Charles Schwab has sued a Glendale wealth management firm for allegedly gaining access to a confidential list of customers from a former Schwab employee.
Last week the financial giant sued Highwater Wealth Management for what it claims are “misappropriation of trade secrets and unfair competition.”
The beef arose in 2015, when Gregory Giuffra left Schwab for Highwater. Schwab claims Giuffra brought with him confidential lists and data on wealthy clients. It’s asking the U.S. District Court to award damages and to issue an injunction preventing Highwater from soliciting business from Schwab customers that Giuffra knew.
In an email statement, Highwater President G. Dickson Griswold said his firm will defend any allegation of wrongdoing. “We question why Schwab is pursuing a small, Denver-based company under these circumstances,” he said.
Schwab claims in its suit, filed, March 30, that Giuffra was assigned a practice of “more than 100 high net worth clients to service on Schwab’s behalf. These clients have millions of dollars in assets in their accounts. Each year, they generate hundreds of thousands of dollars in revenues and profits.”
Schwab claims Giuffra tried to poach clients using the information he gathered while at Schwab, at one point playing golf in Breckenridge with a Schwab client on company dime and telling that client that “Schwab was changing its model to a less personal and more volume-focused model.”
Schwab, which opened a massive operations center in Lone Tree in 2014, claims that Giuffra also tried to lure others’ clients.

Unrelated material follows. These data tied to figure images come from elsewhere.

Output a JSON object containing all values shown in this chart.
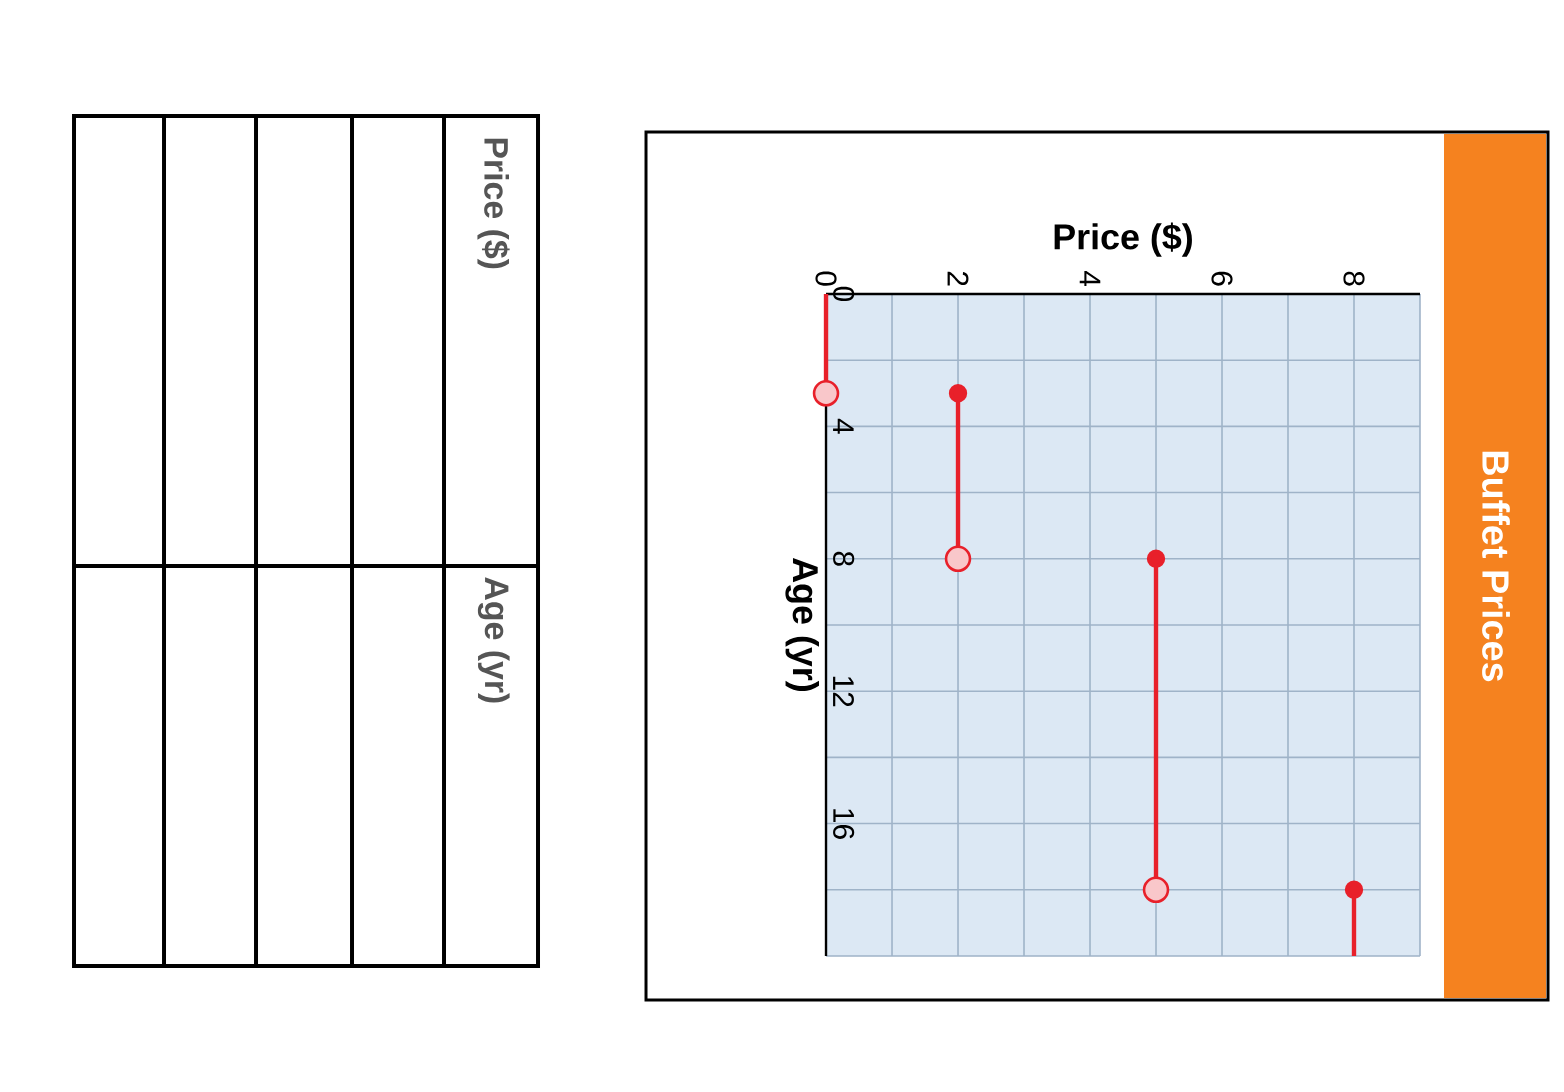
{
  "chart_data": {
    "type": "line",
    "title": "Buffet Prices",
    "xlabel": "Price ($)",
    "ylabel": "Age (yr)",
    "annotations": [
      "Price ($)",
      "Age (yr)"
    ],
    "series": [
      {
        "x": [
          0,
          0
        ],
        "values": [
          0,
          3
        ],
        "color": "#e8202a"
      },
      {
        "x": [
          2,
          2
        ],
        "values": [
          3,
          8
        ],
        "color": "#e8202a"
      },
      {
        "x": [
          5,
          5
        ],
        "values": [
          8,
          18
        ],
        "color": "#e8202a"
      },
      {
        "x": [
          8,
          8
        ],
        "values": [
          18,
          20
        ],
        "color": "#e8202a"
      }
    ],
    "xlim": [
      0,
      9
    ],
    "ylim": [
      20,
      0
    ],
    "yticks": [
      0,
      {
        "value": 2,
        "label": null
      },
      4,
      {
        "value": 6,
        "label": null
      },
      8,
      {
        "value": 10,
        "label": null
      },
      12,
      {
        "value": 14,
        "label": null
      },
      16,
      {
        "value": 18,
        "label": null
      },
      {
        "value": 20,
        "label": null
      }
    ],
    "xticks": [
      0,
      {
        "value": 1,
        "label": null
      },
      2,
      {
        "value": 3,
        "label": null
      },
      4,
      {
        "value": 5,
        "label": null
      },
      6,
      {
        "value": 7,
        "label": null
      },
      8,
      {
        "value": 9,
        "label": null
      }
    ],
    "grid": true,
    "marker": "circle"
  }
}
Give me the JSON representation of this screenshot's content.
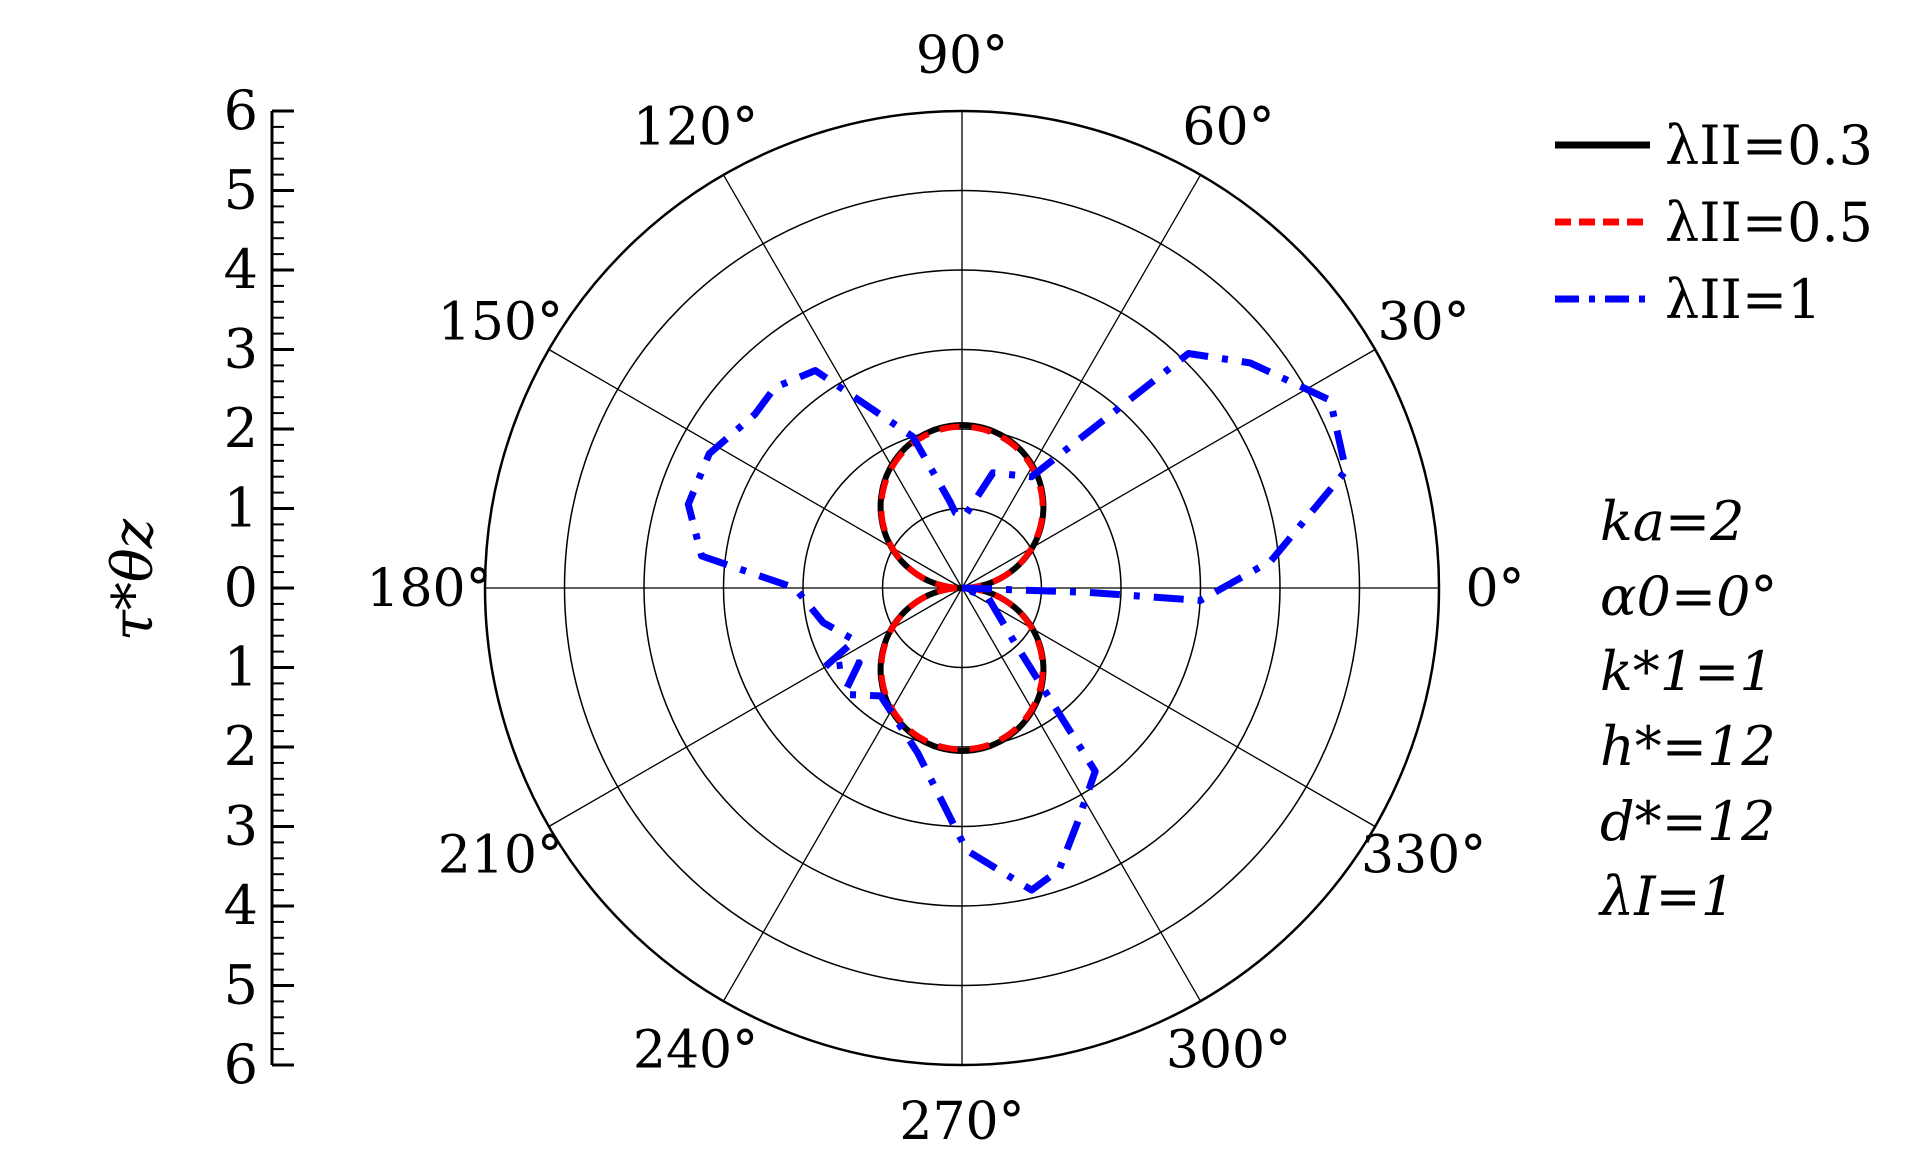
{
  "chart_data": {
    "type": "polar-line",
    "radial_axis": {
      "label": "τ*θz",
      "range": [
        0,
        6
      ],
      "tick_labels_upper": [
        "0",
        "1",
        "2",
        "3",
        "4",
        "5",
        "6"
      ],
      "tick_labels_lower": [
        "1",
        "2",
        "3",
        "4",
        "5",
        "6"
      ],
      "grid_rings": [
        1,
        2,
        3,
        4,
        5,
        6
      ]
    },
    "angular_axis": {
      "unit": "degrees",
      "tick_labels": [
        "0°",
        "30°",
        "60°",
        "90°",
        "120°",
        "150°",
        "180°",
        "210°",
        "240°",
        "270°",
        "300°",
        "330°"
      ],
      "tick_values": [
        0,
        30,
        60,
        90,
        120,
        150,
        180,
        210,
        240,
        270,
        300,
        330
      ]
    },
    "grid": true,
    "legend_position": "top-right",
    "series": [
      {
        "name": "λII=0.3",
        "color": "#000000",
        "style": "solid",
        "curve": "two-lobe",
        "amplitude": 2.05,
        "points": [
          [
            0,
            0
          ],
          [
            15,
            0.53
          ],
          [
            30,
            1.03
          ],
          [
            45,
            1.45
          ],
          [
            60,
            1.78
          ],
          [
            75,
            1.98
          ],
          [
            90,
            2.05
          ],
          [
            105,
            1.98
          ],
          [
            120,
            1.78
          ],
          [
            135,
            1.45
          ],
          [
            150,
            1.03
          ],
          [
            165,
            0.53
          ],
          [
            180,
            0
          ],
          [
            195,
            0.53
          ],
          [
            210,
            1.03
          ],
          [
            225,
            1.45
          ],
          [
            240,
            1.78
          ],
          [
            255,
            1.98
          ],
          [
            270,
            2.05
          ],
          [
            285,
            1.98
          ],
          [
            300,
            1.78
          ],
          [
            315,
            1.45
          ],
          [
            330,
            1.03
          ],
          [
            345,
            0.53
          ],
          [
            360,
            0
          ]
        ]
      },
      {
        "name": "λII=0.5",
        "color": "#ff0000",
        "style": "dashed",
        "curve": "two-lobe",
        "amplitude": 2.03,
        "points": [
          [
            0,
            0
          ],
          [
            15,
            0.53
          ],
          [
            30,
            1.02
          ],
          [
            45,
            1.44
          ],
          [
            60,
            1.76
          ],
          [
            75,
            1.96
          ],
          [
            90,
            2.03
          ],
          [
            105,
            1.96
          ],
          [
            120,
            1.76
          ],
          [
            135,
            1.44
          ],
          [
            150,
            1.02
          ],
          [
            165,
            0.53
          ],
          [
            180,
            0
          ],
          [
            195,
            0.53
          ],
          [
            210,
            1.02
          ],
          [
            225,
            1.44
          ],
          [
            240,
            1.76
          ],
          [
            255,
            1.96
          ],
          [
            270,
            2.03
          ],
          [
            285,
            1.96
          ],
          [
            300,
            1.76
          ],
          [
            315,
            1.44
          ],
          [
            330,
            1.02
          ],
          [
            345,
            0.53
          ],
          [
            360,
            0
          ]
        ]
      },
      {
        "name": "λII=1",
        "color": "#0000ff",
        "style": "dash-dot",
        "curve": "points",
        "points": [
          [
            0,
            0
          ],
          [
            -2,
            1.6
          ],
          [
            -3,
            3.0
          ],
          [
            5,
            3.9
          ],
          [
            17,
            5.05
          ],
          [
            27,
            5.2
          ],
          [
            38,
            4.6
          ],
          [
            46,
            4.1
          ],
          [
            58,
            1.65
          ],
          [
            75,
            1.5
          ],
          [
            88,
            0.9
          ],
          [
            95,
            0.95
          ],
          [
            98,
            1.1
          ],
          [
            108,
            2.0
          ],
          [
            124,
            3.3
          ],
          [
            133,
            3.45
          ],
          [
            140,
            3.4
          ],
          [
            152,
            3.6
          ],
          [
            163,
            3.6
          ],
          [
            173,
            3.3
          ],
          [
            180,
            2.1
          ],
          [
            194,
            1.8
          ],
          [
            206,
            1.5
          ],
          [
            210,
            2.0
          ],
          [
            216,
            1.6
          ],
          [
            222,
            2.0
          ],
          [
            233,
            1.7
          ],
          [
            255,
            2.15
          ],
          [
            271,
            3.3
          ],
          [
            283,
            3.9
          ],
          [
            289,
            3.75
          ],
          [
            296,
            3.3
          ],
          [
            306,
            2.85
          ],
          [
            314,
            0.95
          ],
          [
            340,
            0.35
          ],
          [
            360,
            0
          ]
        ]
      }
    ],
    "annotations": [
      "ka=2",
      "α0=0°",
      "k*1=1",
      "h*=12",
      "d*=12",
      "λI=1"
    ]
  },
  "legend": [
    {
      "label": "λII=0.3"
    },
    {
      "label": "λII=0.5"
    },
    {
      "label": "λII=1"
    }
  ]
}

“Giuffra began calling clients multiple times per week, inviting them to events, and aggressively encouraging their attendance,” the suit claims.
In the suit, Schwab alleged that Giuffra’s sales efforts at Highwater violated his Schwab employment agreement, where he agreed to “not use or disclose confidential information during or after his employment with Schwab.”
Kevin Burns and Michael R. Greco, with the Denver office of Fisher & Phillips, filed the case for Schwab. Burns did not return a call seeking comment.
Schwab occasionally sues former advisors who defect for other firms, last tussling in U.S. District Court in Denver with an advisor in 2010.